A study conducted by the Department of Energy & Climate Change (DECC) in March 2013 identified Developers’ difficulty in “persuading occupants to accept communal heating”, “lack of generally accepted contract mechanisms for operation” and inability to “find suitable consultants” as key barriers to entry into District Heating Networks.

Since then, the sector has seen some efforts (Heat Trust, RHI) to bring District Heat Networks to a higher standard, both from a technology and customer care perspectives. Now, however, a stronger call for the implementation of regulation has been made.

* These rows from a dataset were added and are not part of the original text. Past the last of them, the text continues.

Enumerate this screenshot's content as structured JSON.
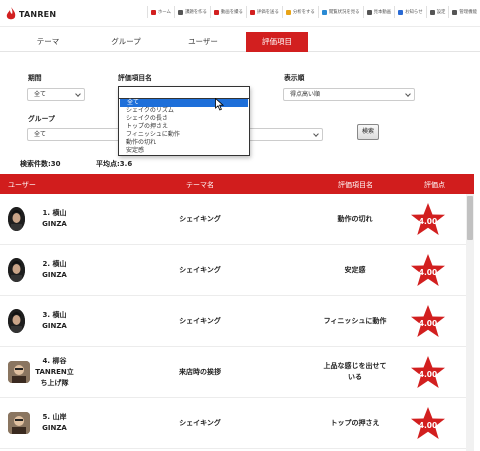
{
  "header": {
    "logo_text": "TANREN",
    "nav": [
      {
        "label": "ホーム",
        "icon": "home-icon",
        "color": "#d21f1f"
      },
      {
        "label": "課題を作る",
        "icon": "document-icon",
        "color": "#555555"
      },
      {
        "label": "動画を撮る",
        "icon": "video-icon",
        "color": "#d21f1f"
      },
      {
        "label": "評価を送る",
        "icon": "evaluate-icon",
        "color": "#d21f1f"
      },
      {
        "label": "分析をする",
        "icon": "analyze-icon",
        "color": "#e8a317"
      },
      {
        "label": "閲覧状況を見る",
        "icon": "users-icon",
        "color": "#2a8ad4"
      },
      {
        "label": "見本動画",
        "icon": "sample-video-icon",
        "color": "#555555"
      },
      {
        "label": "お知らせ",
        "icon": "bell-icon",
        "color": "#2a6ad4"
      },
      {
        "label": "設定",
        "icon": "gear-icon",
        "color": "#555555"
      },
      {
        "label": "管理機能",
        "icon": "admin-icon",
        "color": "#555555"
      }
    ]
  },
  "tabs": [
    {
      "label": "テーマ",
      "active": false
    },
    {
      "label": "グループ",
      "active": false
    },
    {
      "label": "ユーザー",
      "active": false
    },
    {
      "label": "評価項目",
      "active": true
    }
  ],
  "filters": {
    "period_label": "期間",
    "period_value": "全て",
    "item_label": "評価項目名",
    "order_label": "表示順",
    "order_value": "得点高い順",
    "group_label": "グループ",
    "group_value": "全て",
    "search_button": "検索"
  },
  "dropdown": {
    "options": [
      "全て",
      "シェイクのリズム",
      "シェイクの長さ",
      "トップの押さえ",
      "フィニッシュに動作",
      "動作の切れ",
      "安定感"
    ],
    "selected_index": 0
  },
  "stats": {
    "count_text": "検索件数:30",
    "avg_text": "平均点:3.6"
  },
  "table": {
    "columns": [
      "ユーザー",
      "テーマ名",
      "評価項目名",
      "評価点"
    ],
    "rows": [
      {
        "user": "1. 横山\nGINZA",
        "theme": "シェイキング",
        "item": "動作の切れ",
        "score": "4.00"
      },
      {
        "user": "2. 横山\nGINZA",
        "theme": "シェイキング",
        "item": "安定感",
        "score": "4.00"
      },
      {
        "user": "3. 横山\nGINZA",
        "theme": "シェイキング",
        "item": "フィニッシュに動作",
        "score": "4.00"
      },
      {
        "user": "4. 柳谷\nTANREN立\nち上げ隊",
        "theme": "来店時の挨拶",
        "item": "上品な感じを出せて\nいる",
        "score": "4.00"
      },
      {
        "user": "5. 山岸\nGINZA",
        "theme": "シェイキング",
        "item": "トップの押さえ",
        "score": "4.00"
      }
    ]
  },
  "colors": {
    "accent": "#d21f1f",
    "dropdown_selected": "#1e6fd9"
  }
}
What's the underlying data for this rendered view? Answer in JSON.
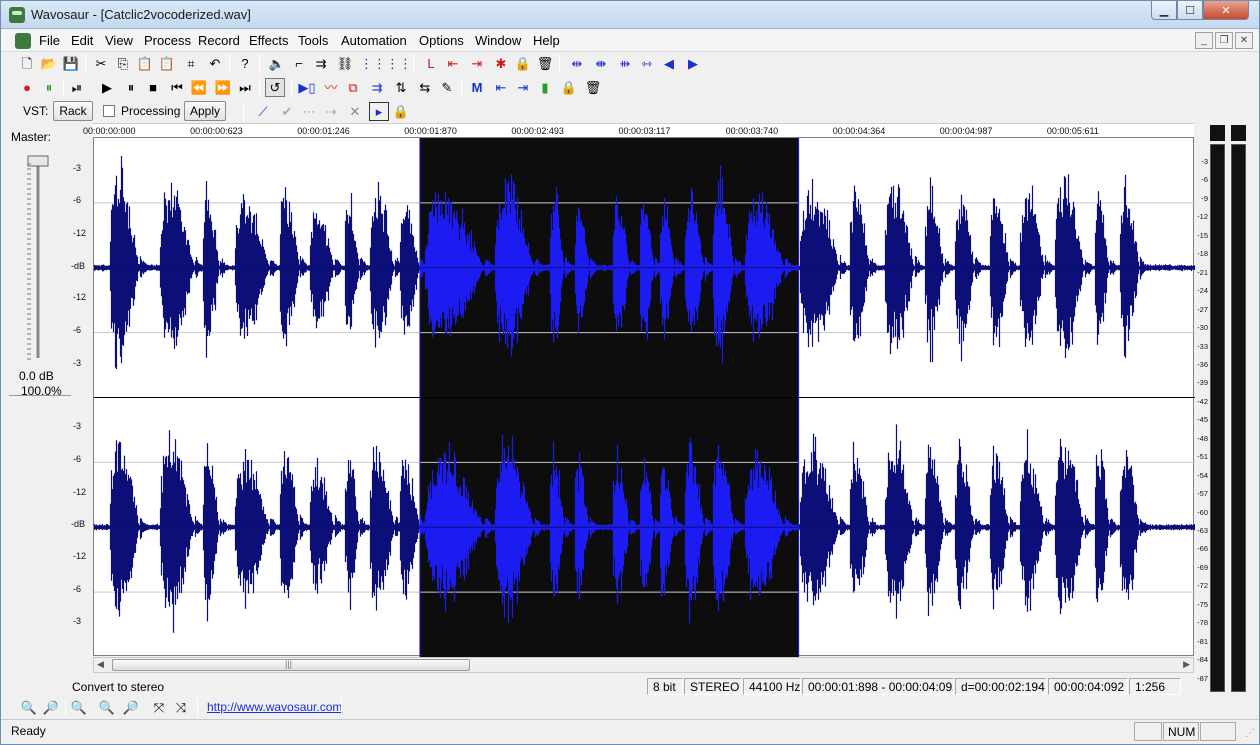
{
  "window": {
    "app_name": "Wavosaur",
    "document": "[Catclic2vocoderized.wav]",
    "min_glyph": "▁",
    "max_glyph": "☐",
    "close_glyph": "✕"
  },
  "menu": {
    "items": [
      "File",
      "Edit",
      "View",
      "Process",
      "Record",
      "Effects",
      "Tools",
      "Automation",
      "Options",
      "Window",
      "Help"
    ],
    "mdi": [
      "_",
      "❐",
      "✕"
    ]
  },
  "vst": {
    "label": "VST:",
    "rack": "Rack",
    "processing": "Processing",
    "apply": "Apply"
  },
  "master": {
    "label": "Master:",
    "db": "0.0 dB",
    "percent": "100.0%",
    "level": 1.0
  },
  "timeline": {
    "labels": [
      "00:00:00:000",
      "00:00:00:623",
      "00:00:01:246",
      "00:00:01:870",
      "00:00:02:493",
      "00:00:03:117",
      "00:00:03:740",
      "00:00:04:364",
      "00:00:04:987",
      "00:00:05:611"
    ]
  },
  "channels": {
    "db_labels": [
      "-3",
      "-6",
      "-12",
      "-dB",
      "-12",
      "-6",
      "-3"
    ]
  },
  "selection": {
    "start_fraction": 0.296,
    "end_fraction": 0.64
  },
  "colors": {
    "wave": "#0b0f77",
    "wave_selected": "#1c1cf2",
    "selection_bg": "#0d0d0d",
    "icon_blue": "#1a2fd0",
    "icon_red": "#d21a1a",
    "icon_green": "#2a9d2a"
  },
  "vu": {
    "labels": [
      "-3",
      "-6",
      "-9",
      "-12",
      "-15",
      "-18",
      "-21",
      "-24",
      "-27",
      "-30",
      "-33",
      "-36",
      "-39",
      "-42",
      "-45",
      "-48",
      "-51",
      "-54",
      "-57",
      "-60",
      "-63",
      "-66",
      "-69",
      "-72",
      "-75",
      "-78",
      "-81",
      "-84",
      "-87"
    ]
  },
  "status": {
    "hint": "Convert to stereo",
    "bits": "8 bit",
    "mode": "STEREO",
    "rate": "44100 Hz",
    "range": "00:00:01:898 - 00:00:04:092",
    "duration": "d=00:00:02:194",
    "end": "00:00:04:092",
    "zoom": "1:256",
    "link": "http://www.wavosaur.com",
    "ready": "Ready",
    "num": "NUM"
  }
}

A study published by the CMA on 10th May pointed out what appear to be the consequences of the risks identified by DECC five years ago: low transparency to customers, monopoly of supply and lack of commercial experience by Developers in bringing forward these solutions leading to higher ongoing operational costs to be supported by customers. Regulation, the CMA believes, is the answer. Although still on the drawing board, it is likely that the regulations will affect heat suppliers who, in turn, are likely to start requiring more from Developers to comply with the regulations. Furthermore, greater transparency from suppliers may lead to higher administration costs which are likely to adversely impact ESCo investment.

Whilst no dates have been put forward, the CMA is currently working with the UK government to develop their recommendations in search of a more transparent and efficient sector.